Bauernpräsident wirft Ampel im ZDF "Realitätsverlust" vor und droht mit neuen Protesten

Im Gespräch mit "Moma"-Moderatorin Mirjam Meinhardt betitelte Joachim Rukwied das Agrar-Paket als "Päckchen". (Bild: ZDF)
Im Gespräch mit "Moma"-Moderatorin Mirjam Meinhardt betitelte Joachim Rukwied das Agrar-Paket als "Päckchen". (Bild: ZDF)

"Die Ampel hat nicht geliefert", lautet das deutliche Urteil von Joachim Rukwied zum am Dienstag vorgelegten Agrar-Paket. Im ZDF-"Moma" fordert der Präsident des Deutschen Bauernverbands eine Nachbesserung. "Weitere Protestaktionen" schließt er nicht aus.

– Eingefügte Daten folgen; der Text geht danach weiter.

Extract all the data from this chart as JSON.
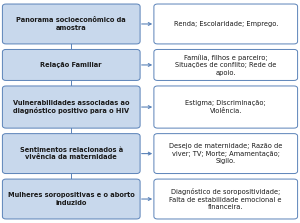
{
  "left_boxes": [
    "Panorama socioeconômico da\namostra",
    "Relação Familiar",
    "Vulnerabilidades associadas ao\ndiagnóstico positivo para o HIV",
    "Sentimentos relacionados à\nvivência da maternidade",
    "Mulheres soropositivas e o aborto\ninduzido"
  ],
  "right_boxes": [
    "Renda; Escolaridade; Emprego.",
    "Família, filhos e parceiro;\nSituações de conflito; Rede de\napoio.",
    "Estigma; Discriminação;\nViolência.",
    "Desejo de maternidade; Razão de\nviver; TV; Morte; Amamentação;\nSigilo.",
    "Diagnóstico de soropositividade;\nFalta de estabilidade emocional e\nfinanceira."
  ],
  "left_box_color": "#c8d8ec",
  "left_box_edge_color": "#5a82b8",
  "right_box_color": "#ffffff",
  "right_box_edge_color": "#5a82b8",
  "arrow_color": "#5a82b8",
  "text_color": "#1a1a1a",
  "font_size": 4.8,
  "background_color": "#ffffff",
  "fig_width": 3.0,
  "fig_height": 2.23,
  "dpi": 100
}
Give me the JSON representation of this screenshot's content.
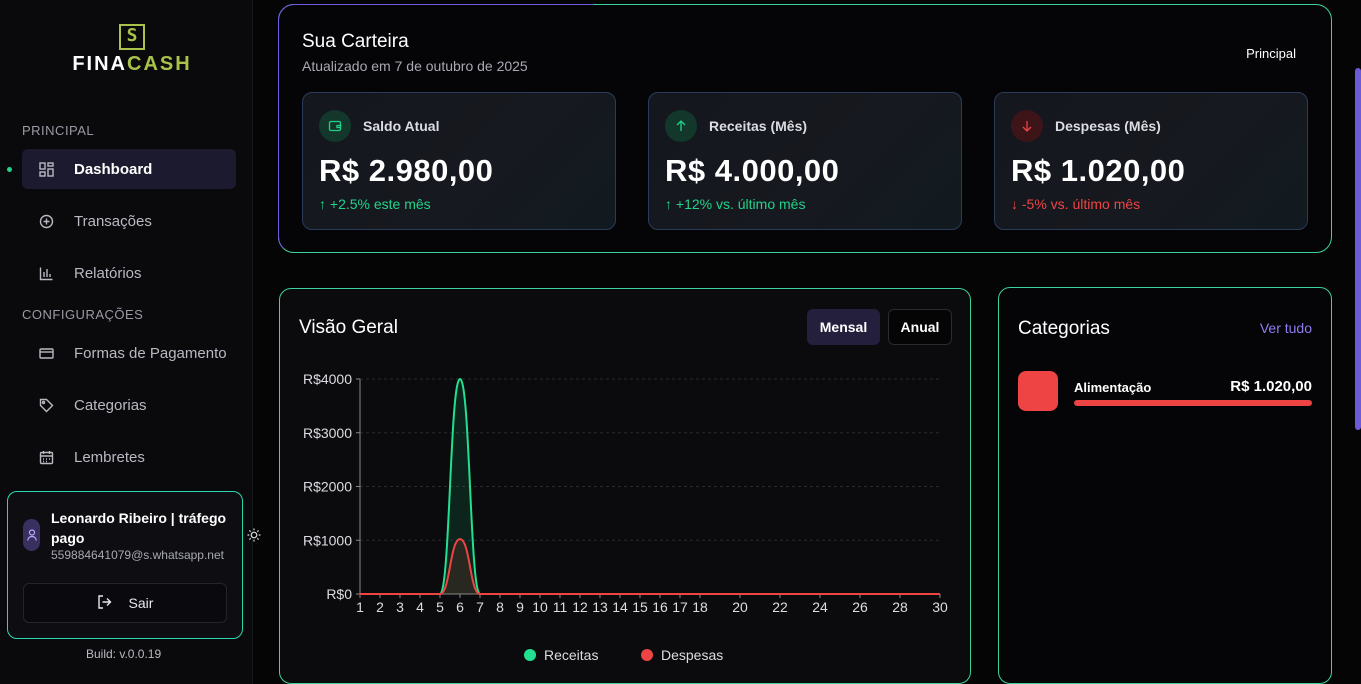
{
  "sidebar": {
    "logo_part1": "FINA",
    "logo_part2": "CASH",
    "section_main": "PRINCIPAL",
    "section_settings": "CONFIGURAÇÕES",
    "items_main": [
      {
        "label": "Dashboard",
        "icon": "layout-grid-icon",
        "active": true
      },
      {
        "label": "Transações",
        "icon": "plus-circle-icon"
      },
      {
        "label": "Relatórios",
        "icon": "bar-chart-icon"
      }
    ],
    "items_settings": [
      {
        "label": "Formas de Pagamento",
        "icon": "credit-card-icon"
      },
      {
        "label": "Categorias",
        "icon": "tag-icon"
      },
      {
        "label": "Lembretes",
        "icon": "calendar-icon"
      }
    ],
    "user": {
      "name": "Leonardo Ribeiro | tráfego pago",
      "email": "559884641079@s.whatsapp.net",
      "logout_label": "Sair"
    },
    "build": "Build: v.0.0.19"
  },
  "wallet": {
    "title": "Sua Carteira",
    "subtitle": "Atualizado em 7 de outubro de 2025",
    "badge": "Principal",
    "stats": [
      {
        "label": "Saldo Atual",
        "value": "R$ 2.980,00",
        "trend": "↑ +2.5% este mês",
        "color": "#22d38a",
        "icon": "wallet-icon"
      },
      {
        "label": "Receitas (Mês)",
        "value": "R$ 4.000,00",
        "trend": "↑ +12% vs. último mês",
        "color": "#22d38a",
        "icon": "arrow-up-icon"
      },
      {
        "label": "Despesas (Mês)",
        "value": "R$ 1.020,00",
        "trend": "↓ -5% vs. último mês",
        "color": "#ef4444",
        "icon": "arrow-down-icon"
      }
    ]
  },
  "overview": {
    "title": "Visão Geral",
    "btn_monthly": "Mensal",
    "btn_yearly": "Anual"
  },
  "chart_data": {
    "type": "area",
    "x": [
      1,
      2,
      3,
      4,
      5,
      6,
      7,
      8,
      9,
      10,
      11,
      12,
      13,
      14,
      15,
      16,
      17,
      18,
      19,
      20,
      21,
      22,
      23,
      24,
      25,
      26,
      27,
      28,
      29,
      30
    ],
    "x_tick_labels": [
      "1",
      "2",
      "3",
      "4",
      "5",
      "6",
      "7",
      "8",
      "9",
      "10",
      "11",
      "12",
      "13",
      "14",
      "15",
      "16",
      "17",
      "18",
      "20",
      "22",
      "24",
      "26",
      "28",
      "30"
    ],
    "y_tick_labels": [
      "R$0",
      "R$1000",
      "R$2000",
      "R$3000",
      "R$4000"
    ],
    "ylim": [
      0,
      4000
    ],
    "series": [
      {
        "name": "Receitas",
        "color": "#22e08f",
        "values": [
          0,
          0,
          0,
          0,
          0,
          4000,
          0,
          0,
          0,
          0,
          0,
          0,
          0,
          0,
          0,
          0,
          0,
          0,
          0,
          0,
          0,
          0,
          0,
          0,
          0,
          0,
          0,
          0,
          0,
          0
        ]
      },
      {
        "name": "Despesas",
        "color": "#ef4444",
        "values": [
          0,
          0,
          0,
          0,
          0,
          1020,
          0,
          0,
          0,
          0,
          0,
          0,
          0,
          0,
          0,
          0,
          0,
          0,
          0,
          0,
          0,
          0,
          0,
          0,
          0,
          0,
          0,
          0,
          0,
          0
        ]
      }
    ],
    "grid": true,
    "legend": "bottom"
  },
  "categories": {
    "title": "Categorias",
    "link": "Ver tudo",
    "items": [
      {
        "name": "Alimentação",
        "value": "R$ 1.020,00",
        "color": "#ef4444",
        "share": 1.0
      }
    ]
  }
}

Das am Dienstag von der Regierung vorgelegte Agrar-Paket sei höchstens ein "Päckchen", findet Joachim Rukwied. Der Präsident des Deutschen Bauernverbands erklärte am Mittwochmorgen im ZDF-"Morgenmagazin", die Vorschläge seien "längst überfällig, aber Lichtjahre von dem entfernt, was wir als Landwirte an Entlastungen brauchen". Im Gegensatz zu Brüssel habe "Berlin nichts, aber auch gar nichts gelernt in den letzten Monaten", wetterte Rukwied.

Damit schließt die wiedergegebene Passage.